Massimiliano si avvicinò più a me, cogliendo del cedimento da parte mia. << Non prenderlo come un invito>> disse. <<Prendilo come due persone che si incontrano in un bar, cosa ci sarà di male?>> di nuovo mi rivolse un sorriso ammaliante.
Allungai la testa per vedere se riconoscessi mia nipote tra quei ragazzini che si erano fermati appena fuori dall'edificio. Notai Camilla e tentai di farmi vedere, cosa che risultò stranamente semplice e non appena si accorse di me, allargò le labbra in un enorme sorriso.
Tornai a guardare Massimiliano. <<Mi piace prenderlo in zona universitaria, intorno a quest'ora>> lo informai, usando tutta la gentilezza che potessi avere.
Stavo accettando. Avevo accettato.
Mi sentivo come una ragazzina che veniva approcciata in una discoteca dal belloccio di turno.
<<Ma ce ne saranno decine!>> rise.
<<Zia Bibi!>> urlò Camilla abbracciandomi.
<<Ehi stellina>> la salutai. La ragazzina si voltò notando l'uomo con cui stavo conversando e gli sorrise. <<Buon pomeriggio professore>>.

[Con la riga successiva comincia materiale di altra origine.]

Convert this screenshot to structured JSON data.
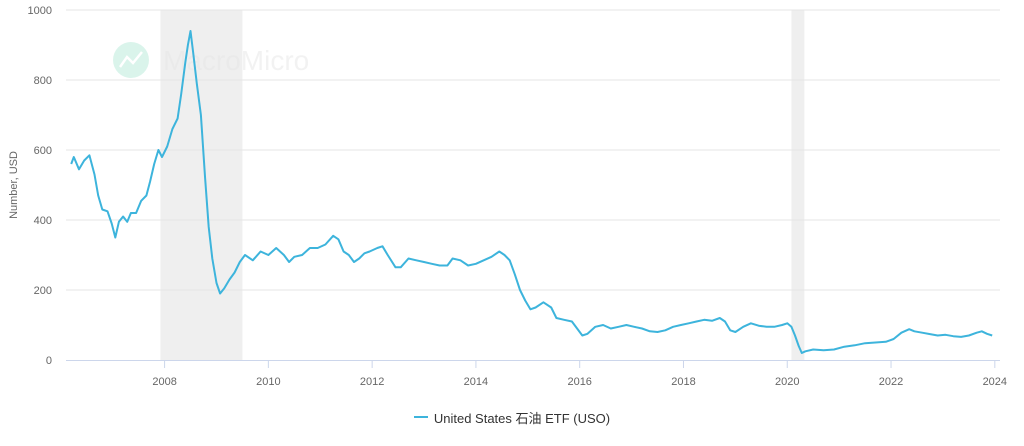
{
  "watermark": {
    "text": "MacroMicro"
  },
  "legend": {
    "series_label": "United States 石油 ETF (USO)"
  },
  "colors": {
    "series": "#3db4dc",
    "grid": "#e6e6e6",
    "shade": "#efefef",
    "axis": "#ccd6eb"
  },
  "chart_data": {
    "type": "line",
    "ylabel": "Number, USD",
    "ylim": [
      0,
      1000
    ],
    "yticks": [
      0,
      200,
      400,
      600,
      800,
      1000
    ],
    "xlim": [
      2006.1,
      2024.1
    ],
    "xticks": [
      "2008",
      "2010",
      "2012",
      "2014",
      "2016",
      "2018",
      "2020",
      "2022",
      "2024"
    ],
    "shaded_ranges": [
      [
        2007.92,
        2009.5
      ],
      [
        2020.08,
        2020.33
      ]
    ],
    "grid": "horizontal",
    "legend_position": "bottom",
    "series": [
      {
        "name": "United States 石油 ETF (USO)",
        "points": [
          [
            2006.2,
            560
          ],
          [
            2006.25,
            580
          ],
          [
            2006.35,
            545
          ],
          [
            2006.45,
            570
          ],
          [
            2006.55,
            585
          ],
          [
            2006.65,
            530
          ],
          [
            2006.72,
            470
          ],
          [
            2006.8,
            430
          ],
          [
            2006.9,
            425
          ],
          [
            2006.98,
            390
          ],
          [
            2007.05,
            350
          ],
          [
            2007.12,
            395
          ],
          [
            2007.2,
            410
          ],
          [
            2007.28,
            395
          ],
          [
            2007.35,
            420
          ],
          [
            2007.45,
            420
          ],
          [
            2007.55,
            455
          ],
          [
            2007.65,
            470
          ],
          [
            2007.72,
            510
          ],
          [
            2007.8,
            560
          ],
          [
            2007.88,
            600
          ],
          [
            2007.95,
            580
          ],
          [
            2008.05,
            610
          ],
          [
            2008.15,
            660
          ],
          [
            2008.25,
            690
          ],
          [
            2008.32,
            760
          ],
          [
            2008.4,
            850
          ],
          [
            2008.45,
            900
          ],
          [
            2008.5,
            940
          ],
          [
            2008.55,
            880
          ],
          [
            2008.62,
            790
          ],
          [
            2008.7,
            700
          ],
          [
            2008.78,
            520
          ],
          [
            2008.85,
            380
          ],
          [
            2008.92,
            290
          ],
          [
            2009.0,
            220
          ],
          [
            2009.07,
            190
          ],
          [
            2009.15,
            205
          ],
          [
            2009.25,
            230
          ],
          [
            2009.35,
            250
          ],
          [
            2009.45,
            280
          ],
          [
            2009.55,
            300
          ],
          [
            2009.7,
            285
          ],
          [
            2009.85,
            310
          ],
          [
            2010.0,
            300
          ],
          [
            2010.15,
            320
          ],
          [
            2010.3,
            300
          ],
          [
            2010.4,
            280
          ],
          [
            2010.5,
            295
          ],
          [
            2010.65,
            300
          ],
          [
            2010.8,
            320
          ],
          [
            2010.95,
            320
          ],
          [
            2011.1,
            330
          ],
          [
            2011.25,
            355
          ],
          [
            2011.35,
            345
          ],
          [
            2011.45,
            310
          ],
          [
            2011.55,
            300
          ],
          [
            2011.65,
            280
          ],
          [
            2011.75,
            290
          ],
          [
            2011.85,
            305
          ],
          [
            2011.95,
            310
          ],
          [
            2012.1,
            320
          ],
          [
            2012.2,
            325
          ],
          [
            2012.3,
            300
          ],
          [
            2012.45,
            265
          ],
          [
            2012.55,
            265
          ],
          [
            2012.7,
            290
          ],
          [
            2012.85,
            285
          ],
          [
            2013.0,
            280
          ],
          [
            2013.15,
            275
          ],
          [
            2013.3,
            270
          ],
          [
            2013.45,
            270
          ],
          [
            2013.55,
            290
          ],
          [
            2013.7,
            285
          ],
          [
            2013.85,
            270
          ],
          [
            2014.0,
            275
          ],
          [
            2014.15,
            285
          ],
          [
            2014.3,
            295
          ],
          [
            2014.45,
            310
          ],
          [
            2014.55,
            300
          ],
          [
            2014.65,
            285
          ],
          [
            2014.75,
            245
          ],
          [
            2014.85,
            200
          ],
          [
            2014.95,
            170
          ],
          [
            2015.05,
            145
          ],
          [
            2015.15,
            150
          ],
          [
            2015.3,
            165
          ],
          [
            2015.45,
            150
          ],
          [
            2015.55,
            120
          ],
          [
            2015.7,
            115
          ],
          [
            2015.85,
            110
          ],
          [
            2015.95,
            90
          ],
          [
            2016.05,
            70
          ],
          [
            2016.15,
            75
          ],
          [
            2016.3,
            95
          ],
          [
            2016.45,
            100
          ],
          [
            2016.6,
            90
          ],
          [
            2016.75,
            95
          ],
          [
            2016.9,
            100
          ],
          [
            2017.05,
            95
          ],
          [
            2017.2,
            90
          ],
          [
            2017.35,
            82
          ],
          [
            2017.5,
            80
          ],
          [
            2017.65,
            85
          ],
          [
            2017.8,
            95
          ],
          [
            2017.95,
            100
          ],
          [
            2018.1,
            105
          ],
          [
            2018.25,
            110
          ],
          [
            2018.4,
            115
          ],
          [
            2018.55,
            112
          ],
          [
            2018.7,
            120
          ],
          [
            2018.8,
            110
          ],
          [
            2018.9,
            85
          ],
          [
            2019.0,
            80
          ],
          [
            2019.15,
            95
          ],
          [
            2019.3,
            105
          ],
          [
            2019.45,
            98
          ],
          [
            2019.6,
            95
          ],
          [
            2019.75,
            95
          ],
          [
            2019.9,
            100
          ],
          [
            2020.0,
            105
          ],
          [
            2020.08,
            95
          ],
          [
            2020.15,
            70
          ],
          [
            2020.22,
            40
          ],
          [
            2020.28,
            20
          ],
          [
            2020.35,
            25
          ],
          [
            2020.5,
            30
          ],
          [
            2020.7,
            28
          ],
          [
            2020.9,
            30
          ],
          [
            2021.1,
            38
          ],
          [
            2021.3,
            42
          ],
          [
            2021.5,
            48
          ],
          [
            2021.7,
            50
          ],
          [
            2021.9,
            52
          ],
          [
            2022.05,
            60
          ],
          [
            2022.2,
            78
          ],
          [
            2022.35,
            88
          ],
          [
            2022.45,
            82
          ],
          [
            2022.6,
            78
          ],
          [
            2022.75,
            74
          ],
          [
            2022.9,
            70
          ],
          [
            2023.05,
            72
          ],
          [
            2023.2,
            68
          ],
          [
            2023.35,
            66
          ],
          [
            2023.5,
            70
          ],
          [
            2023.65,
            78
          ],
          [
            2023.75,
            82
          ],
          [
            2023.85,
            75
          ],
          [
            2023.95,
            70
          ]
        ]
      }
    ]
  }
}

Lui le sorrise calorosamente. <<Buon pomeriggio Camilla>>.
<<Bene andiamo, che abbiamo delle cose da fare>> annunciai a mia nipote sorridendole.
<<Un momento, non mi hai detto quale caffetteria>> insistette Massimiliano, ridendo, mentre aprivo la mia portiera.
Gli sorrisi. <<Buona fortuna>> gli feci l'occhiolino e me ne andai, salendo sull'auto, lasciandolo davanti a scuola.
<<Hai un appuntamento con il mio prof zia?>> mi chiese Camilla divertita, non appena svoltammo l'angolo.
<<Non saprei, non vorrei definirlo così>> risi. <<Sarebbe sconveniente?>> indagai.
<< Sconveniente?>> Camilla mi guardo stranita. <<Lo hai visto? Nessuno riterrebbe un uscita con lui sconveniente..>> mi rimproverò.